En demi-finale, Andre Agassi est opposé une nouvelle fois à un certain Pete Sampras. Ce fut un match extraordinaire de plus de trois heures. Les deux premiers sets sont remportés respectivement par Agassi et Sampras grâce à un seul break pour chacun. Le match devient légendaire dans les deux sets suivants qui se joueront au tie-break. Sampras remporte le troisième set sept points à zéro. On s'imagine alors qu'Andre a pris un gros coup sur la tête. C'est sans compter sur le mental du champion qui remporte donc la quatrième manche en ne réalisant pratiquement que des points gagnants dans le tie-break. C'est alors Sampras qui prend un coup au moral et qui physiquement ne tient pas le choc dans le cinquième set, il s'effondre totalement et laisse filer le "Kid de Las Vegas" vers la finale.
Andre déclarera à la fin du match : "J'ai puisé au plus profond de moi-même, comme il faut toujours le faire contre Pete". Les statistiques sont impressionnantes, Sampras a réussi 86 coups gagnants dont 37 aces. Dans le même temps, Agassi n'a commis que 19 fautes directes en cinq sets. Il arrive donc en pleine confiance en finale et confirme son rang de numéro un mondial après avoir battu le troisième puis le deuxième du classement.
Avec six titres du Grand Chelem, Andre complète donc son palmarès. "L'Equipe" : "Ne l'appelez plus jamais le kid, le gamin surdoué est bien la terreur du circuit".

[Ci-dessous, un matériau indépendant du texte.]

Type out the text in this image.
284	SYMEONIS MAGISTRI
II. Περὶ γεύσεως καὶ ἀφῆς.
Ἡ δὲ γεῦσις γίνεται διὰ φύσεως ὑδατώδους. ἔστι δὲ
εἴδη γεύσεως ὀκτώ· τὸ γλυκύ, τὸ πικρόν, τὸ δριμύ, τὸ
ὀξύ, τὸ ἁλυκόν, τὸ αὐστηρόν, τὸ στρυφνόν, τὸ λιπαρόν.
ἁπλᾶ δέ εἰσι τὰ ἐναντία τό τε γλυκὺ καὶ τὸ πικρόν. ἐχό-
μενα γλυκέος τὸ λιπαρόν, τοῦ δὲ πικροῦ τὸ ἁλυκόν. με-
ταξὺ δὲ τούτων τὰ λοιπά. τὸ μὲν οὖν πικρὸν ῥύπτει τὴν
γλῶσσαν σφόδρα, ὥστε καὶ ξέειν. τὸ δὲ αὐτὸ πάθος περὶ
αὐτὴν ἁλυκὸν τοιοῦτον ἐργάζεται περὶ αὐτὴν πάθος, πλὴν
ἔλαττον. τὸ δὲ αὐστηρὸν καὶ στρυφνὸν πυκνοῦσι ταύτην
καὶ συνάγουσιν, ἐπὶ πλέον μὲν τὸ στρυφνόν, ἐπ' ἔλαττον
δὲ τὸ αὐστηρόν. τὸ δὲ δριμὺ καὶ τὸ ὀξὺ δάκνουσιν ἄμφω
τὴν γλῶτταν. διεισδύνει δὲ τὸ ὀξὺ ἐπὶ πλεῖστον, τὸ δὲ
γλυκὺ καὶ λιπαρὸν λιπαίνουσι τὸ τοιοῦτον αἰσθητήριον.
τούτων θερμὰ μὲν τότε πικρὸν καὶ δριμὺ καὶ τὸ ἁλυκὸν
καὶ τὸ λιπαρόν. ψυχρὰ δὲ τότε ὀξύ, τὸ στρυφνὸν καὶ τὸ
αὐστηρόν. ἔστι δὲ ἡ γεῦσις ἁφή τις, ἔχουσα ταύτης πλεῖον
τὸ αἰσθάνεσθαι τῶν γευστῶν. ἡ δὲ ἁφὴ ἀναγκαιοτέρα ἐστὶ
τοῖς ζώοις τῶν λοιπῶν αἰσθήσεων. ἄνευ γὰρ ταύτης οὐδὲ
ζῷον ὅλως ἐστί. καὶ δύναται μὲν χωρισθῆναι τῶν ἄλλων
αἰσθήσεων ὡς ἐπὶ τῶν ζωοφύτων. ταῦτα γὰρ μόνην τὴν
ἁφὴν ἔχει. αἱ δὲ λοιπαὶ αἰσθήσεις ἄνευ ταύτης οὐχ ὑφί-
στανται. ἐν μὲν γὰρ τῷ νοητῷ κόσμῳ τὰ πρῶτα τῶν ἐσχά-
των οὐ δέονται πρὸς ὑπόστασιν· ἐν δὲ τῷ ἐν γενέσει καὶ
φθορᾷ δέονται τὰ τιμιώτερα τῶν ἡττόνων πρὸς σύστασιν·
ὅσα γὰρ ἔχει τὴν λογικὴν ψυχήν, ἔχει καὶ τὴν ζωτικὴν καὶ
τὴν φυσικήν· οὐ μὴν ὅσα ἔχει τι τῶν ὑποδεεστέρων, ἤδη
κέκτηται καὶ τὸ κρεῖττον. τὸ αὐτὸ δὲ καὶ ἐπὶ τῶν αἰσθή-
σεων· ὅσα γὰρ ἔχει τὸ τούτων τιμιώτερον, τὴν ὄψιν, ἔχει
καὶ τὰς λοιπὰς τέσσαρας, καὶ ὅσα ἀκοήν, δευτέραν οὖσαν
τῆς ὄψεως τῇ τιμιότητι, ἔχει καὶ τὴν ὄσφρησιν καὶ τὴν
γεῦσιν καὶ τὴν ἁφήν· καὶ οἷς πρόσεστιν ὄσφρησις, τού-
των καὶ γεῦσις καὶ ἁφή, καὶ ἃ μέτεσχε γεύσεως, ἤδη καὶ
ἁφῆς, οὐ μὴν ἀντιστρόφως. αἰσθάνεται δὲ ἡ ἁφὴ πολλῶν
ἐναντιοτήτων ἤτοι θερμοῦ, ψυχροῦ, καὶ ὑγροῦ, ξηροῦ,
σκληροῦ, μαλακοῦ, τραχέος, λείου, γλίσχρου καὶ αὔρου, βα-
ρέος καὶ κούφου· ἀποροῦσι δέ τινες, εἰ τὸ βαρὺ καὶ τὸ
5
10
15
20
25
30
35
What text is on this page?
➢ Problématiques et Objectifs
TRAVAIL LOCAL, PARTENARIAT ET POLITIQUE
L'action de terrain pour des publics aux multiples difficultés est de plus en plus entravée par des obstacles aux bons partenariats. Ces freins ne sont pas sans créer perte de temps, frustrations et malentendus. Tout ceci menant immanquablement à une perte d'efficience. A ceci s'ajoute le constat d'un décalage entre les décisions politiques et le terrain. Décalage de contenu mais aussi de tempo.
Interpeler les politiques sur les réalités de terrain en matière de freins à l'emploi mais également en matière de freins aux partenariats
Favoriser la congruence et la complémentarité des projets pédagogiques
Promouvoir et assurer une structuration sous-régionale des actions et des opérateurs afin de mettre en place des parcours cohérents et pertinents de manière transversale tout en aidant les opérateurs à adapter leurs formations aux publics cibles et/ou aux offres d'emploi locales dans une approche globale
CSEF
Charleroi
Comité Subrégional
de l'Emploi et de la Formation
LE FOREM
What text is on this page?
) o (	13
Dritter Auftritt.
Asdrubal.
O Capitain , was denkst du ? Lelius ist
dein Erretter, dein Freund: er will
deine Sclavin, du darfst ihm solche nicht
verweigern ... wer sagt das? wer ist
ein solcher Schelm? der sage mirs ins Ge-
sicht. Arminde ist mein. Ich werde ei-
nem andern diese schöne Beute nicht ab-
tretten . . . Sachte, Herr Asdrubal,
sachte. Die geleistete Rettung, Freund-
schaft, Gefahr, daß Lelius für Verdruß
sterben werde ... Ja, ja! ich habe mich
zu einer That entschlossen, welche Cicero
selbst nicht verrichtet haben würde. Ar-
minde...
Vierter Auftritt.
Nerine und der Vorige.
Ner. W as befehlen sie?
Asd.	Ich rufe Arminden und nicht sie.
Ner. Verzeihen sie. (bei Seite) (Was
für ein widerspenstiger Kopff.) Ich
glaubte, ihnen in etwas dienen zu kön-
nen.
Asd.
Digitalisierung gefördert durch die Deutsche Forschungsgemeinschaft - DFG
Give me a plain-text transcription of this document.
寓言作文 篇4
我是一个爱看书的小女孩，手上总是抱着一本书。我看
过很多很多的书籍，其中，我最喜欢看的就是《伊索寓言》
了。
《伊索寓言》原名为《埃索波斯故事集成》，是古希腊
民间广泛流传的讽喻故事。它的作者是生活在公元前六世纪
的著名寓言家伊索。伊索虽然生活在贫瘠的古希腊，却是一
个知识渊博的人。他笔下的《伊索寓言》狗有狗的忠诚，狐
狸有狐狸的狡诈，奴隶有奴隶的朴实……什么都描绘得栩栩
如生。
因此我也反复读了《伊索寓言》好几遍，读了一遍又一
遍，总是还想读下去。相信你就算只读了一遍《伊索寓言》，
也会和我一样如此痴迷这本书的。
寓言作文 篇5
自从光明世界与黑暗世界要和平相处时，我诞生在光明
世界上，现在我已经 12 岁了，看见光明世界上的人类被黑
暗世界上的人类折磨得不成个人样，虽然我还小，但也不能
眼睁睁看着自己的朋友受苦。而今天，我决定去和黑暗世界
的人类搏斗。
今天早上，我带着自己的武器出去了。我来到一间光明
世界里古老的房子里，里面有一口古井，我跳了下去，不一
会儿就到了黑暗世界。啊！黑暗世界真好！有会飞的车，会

Malheureusement, ce titre sera le seul de cette année 2000. Plusieurs facteurs vont expliquer ce ralentissement dans la carrière d'Andre.
Tout d'abord les blessures. Andre se blesse au dos après ses deux victoires en Coupe Davis au Zimbabwe. Ensuite, il se fait une entorse à la cheville pendant le tournoi de Miami au mois de mars. Il perd son titre à Roland Garros dès le deuxième tour à cause d'ampoules aux pieds. Deux semaines avant Wimbledon il se blesse au dos en tombant lors d'un match au tournoi du Queens. Cependant cela ne l'empêche pas d'arriver en demi-finale à Wimbledon où il est éliminé par Patrick Rafter.
A ces blessures, s'ajoutent de gros problèmes familiaux. Quelques jours avant l'US Open, il apprend que sa mère et sa sœur souffrent d'un cancer du sein. Il est éliminé dès le deuxième tour par Arnaud Clément. Il décide alors de faire un break et laisse le tennis de côté afin de passer plus de temps avec sa famille.
Il reprend la compétition à Lyon au mois de novembre mais doit abandonner sur blessure en demi-finale toujours contre Clément. Il fait un nouveau break et ne reprend la compétition qu'au Masters de Lisbonne. Là il retrouve un niveau de jeu élevé et ne s'incline qu'en finale contre Gustavo Kuerten qui succède à Andre à la première place mondiale. Le "Kid" finit quant à lui au sixième rang.

 

Sa confiance et son jeu retrouvé, Andre se présente en Australie pour défendre son titre acquis en l'an 2000.
Il ne connaît aucun souci jusqu'en demi-finale où il retrouve son tombeur de Wimbledon Patrick Rafter, chouchou du public car australien. Andre s'impose en cinq sets et affronte en finale son tombeur à l'US Open et à Lyon le Français Arnaud Clément. Pour sa première finale de Grand Chelem, Clément ne pèse pas lourd face à la détermination d'Agassi.
Septième titre du Grand Chelem pour Andre. C'est mieux que McEnroe, Wilander, Edberg ou Becker, mais évidemment très loin de son rival Sampras, détenteur du record avec treize titres. A ce sujet, Brad Gilbert répète souvent qu' "Andre n'a pas eu la carrière qu'il devait faire mais la carrière qu'il méritait". Allusion à ses trop nombreuses fois où le joueur s'est égaré de sa voie : le tennis.
Après sa victoire, Andre s'est jeté dans la rivière Yarra qui coule devant le stade. Quant à sa place dans l'histoire du jeu ? Il déclare : "Je penserai à ma place dans l'histoire du tennis quand j'aurai arrêté".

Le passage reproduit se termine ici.